Teatro

Leo de Berardinis, l’archivio e la memoria

15 Giugno 2017

Ma che bella giornata! Che emozione!

Difficile non iniziare questo articolo senza pensare ai sentimenti che si sono provati. L’occasione era ufficiale, e serissima, ma l’esito dell’incontro all’Università di Bologna è stato felicemente commovente.

Negli spazi della Soffitta, infatti, lo scorso lunedì 12, si è presentato per la prima volta il Fondo Leo de Berardinis, operazione certosina e di assoluto valore a cura di Cristina Valenti, curatrice del Fondo, con Marco De Marinis e Laura Mariani: la notizia, dunque, è che esiste finalmente un archivio dedicato al maestro.

De Marinis, Valenti, Mariani e Mirella Plazzi (dell’Istituto Beni Culturali), foto Passutti

L’incontro bolognese si è aperto con lo storico del teatro De Marinis che ha ricordato il legame privilegiato che Leo ha sempre avuto con Bologna e con la sua università. Non solo per il gran lavoro fatto prima con la Cooperativa Nuova Scena, poi con lo Spazio della Memoria, ossia il teatro San Leonardo e con il Festival di Santarcangelo, ma anche per l’attenzione e il dialogo costante con un altro indiscusso maestro della scena e degli studi, Claudio Meldolesi. Lo ha spiegato, in modo prezioso e appassionato, la studiosa Laura Mariani, che ha ricostruito – seppure brevemente – il rapporto umano e intellettuale tra de Berardinis e Meldolesi, il quale difatti accompagnò, con amicizia e costante sguardo critico, il percorso del regista e attore fino alla realizzazione di un libro importante come La terza vita di Leo (edito da Titivillus).

La compagnia di Leo de Berardinis in scena

Me li ricordo quegli anni, a metà dell’ultimo decennio del secolo scorso. A San Leonardo, inaugurato da Sanjukta Panigrahi c’erano tutti, passavano tutti: compreso me, ultima ruota del carro, non ancora trentenne. Ricordo la vulcanica creatività, il rigore di Leo, e ricordo naturalmente anche Meldolesi: si avvicinava, mi metteva una mano sulla spalla, a mo’ di incoraggiamento e io, terrorizzato che mi facesse qualche domanda difficile cui certo non avrei saputo rispondere, sorridevo imbarazzato.
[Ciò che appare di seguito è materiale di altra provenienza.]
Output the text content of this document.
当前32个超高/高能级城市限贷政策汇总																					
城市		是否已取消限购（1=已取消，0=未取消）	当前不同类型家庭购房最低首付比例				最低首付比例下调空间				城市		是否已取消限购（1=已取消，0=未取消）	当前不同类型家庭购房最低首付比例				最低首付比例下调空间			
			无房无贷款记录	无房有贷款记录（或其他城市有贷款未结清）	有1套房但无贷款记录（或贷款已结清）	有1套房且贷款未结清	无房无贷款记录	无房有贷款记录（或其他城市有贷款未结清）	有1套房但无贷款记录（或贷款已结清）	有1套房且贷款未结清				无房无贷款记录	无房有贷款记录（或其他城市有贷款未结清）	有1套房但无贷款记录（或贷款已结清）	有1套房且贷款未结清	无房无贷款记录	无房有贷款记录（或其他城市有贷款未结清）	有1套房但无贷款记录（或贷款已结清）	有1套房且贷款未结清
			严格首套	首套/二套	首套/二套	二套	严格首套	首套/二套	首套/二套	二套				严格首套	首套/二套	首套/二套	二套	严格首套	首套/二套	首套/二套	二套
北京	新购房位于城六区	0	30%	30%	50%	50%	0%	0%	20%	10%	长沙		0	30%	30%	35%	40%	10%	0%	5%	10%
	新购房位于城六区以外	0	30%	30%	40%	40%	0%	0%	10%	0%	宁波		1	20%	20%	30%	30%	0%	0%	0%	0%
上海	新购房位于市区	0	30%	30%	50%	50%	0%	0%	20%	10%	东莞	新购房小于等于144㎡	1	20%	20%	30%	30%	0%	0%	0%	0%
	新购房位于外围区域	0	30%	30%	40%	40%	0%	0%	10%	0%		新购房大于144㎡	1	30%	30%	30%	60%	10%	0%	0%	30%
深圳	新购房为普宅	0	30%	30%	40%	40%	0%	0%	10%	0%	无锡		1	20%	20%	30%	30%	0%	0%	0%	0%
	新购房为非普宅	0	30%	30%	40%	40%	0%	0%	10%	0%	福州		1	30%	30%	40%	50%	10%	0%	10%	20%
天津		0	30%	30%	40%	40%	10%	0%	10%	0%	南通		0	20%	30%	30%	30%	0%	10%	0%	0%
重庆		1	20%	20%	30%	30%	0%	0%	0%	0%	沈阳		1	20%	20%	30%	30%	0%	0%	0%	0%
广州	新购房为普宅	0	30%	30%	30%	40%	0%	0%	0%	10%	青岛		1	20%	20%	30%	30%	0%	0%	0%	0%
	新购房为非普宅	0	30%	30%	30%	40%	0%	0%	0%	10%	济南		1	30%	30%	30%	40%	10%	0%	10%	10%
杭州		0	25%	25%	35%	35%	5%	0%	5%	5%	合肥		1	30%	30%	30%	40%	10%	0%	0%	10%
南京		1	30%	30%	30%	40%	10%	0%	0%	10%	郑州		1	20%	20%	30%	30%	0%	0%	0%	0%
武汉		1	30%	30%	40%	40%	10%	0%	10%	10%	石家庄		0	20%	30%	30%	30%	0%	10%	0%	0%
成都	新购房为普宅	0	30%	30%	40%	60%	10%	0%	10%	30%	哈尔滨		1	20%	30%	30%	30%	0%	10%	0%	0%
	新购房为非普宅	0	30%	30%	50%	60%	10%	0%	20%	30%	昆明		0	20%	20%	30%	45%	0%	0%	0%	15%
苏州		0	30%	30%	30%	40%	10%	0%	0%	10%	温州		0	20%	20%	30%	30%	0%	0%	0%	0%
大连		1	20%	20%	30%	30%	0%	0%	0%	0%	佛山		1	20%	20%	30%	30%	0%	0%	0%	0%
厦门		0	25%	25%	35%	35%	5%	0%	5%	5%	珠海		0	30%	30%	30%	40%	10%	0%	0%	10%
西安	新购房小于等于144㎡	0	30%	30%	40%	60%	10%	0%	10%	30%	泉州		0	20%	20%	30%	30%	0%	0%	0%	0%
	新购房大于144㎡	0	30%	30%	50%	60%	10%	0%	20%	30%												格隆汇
Ma soprattutto ricordo, di quel periodo, gli attori e le attrici: ed è stato bello, bellissimo, ritrovarli l’altro giorno, tutti assieme, alla Soffitta. Interpreti di spessore enorme, giganti che, sin da giovanissimi, avevano saputo cogliere in Leo il Maestro. Maestro di grandissima qualità.

Lo hanno ricordato tutti e ciascuno, all’incontro bolognese, raccontando, evocando, spiegando. È emerso, ad esempio, quanto e come Leo fosse sensibile alle suggestioni della magia bianca, agli insegnamenti esoterici, alla complessità dell’Uomo e del pensiero – lo ha ricordato Angela Malfitano, sottolineando quanto rigore vi fosse in quella ricerca.

La cura per ogni dettaglio, quel sopracciglio che si alzava – più dispiaciuto che perplesso – quando le proposte degli attori non lo soddisfacevano: Leo era maestro attento alla creatività di ogni singolo componente la compagnia. Anche per questo, forse, non si è disperso quell’insegnamento, quell’amore, quella “casa” fatta da persone che hanno incrociato il viaggio teatrale di Leo de Berardinis.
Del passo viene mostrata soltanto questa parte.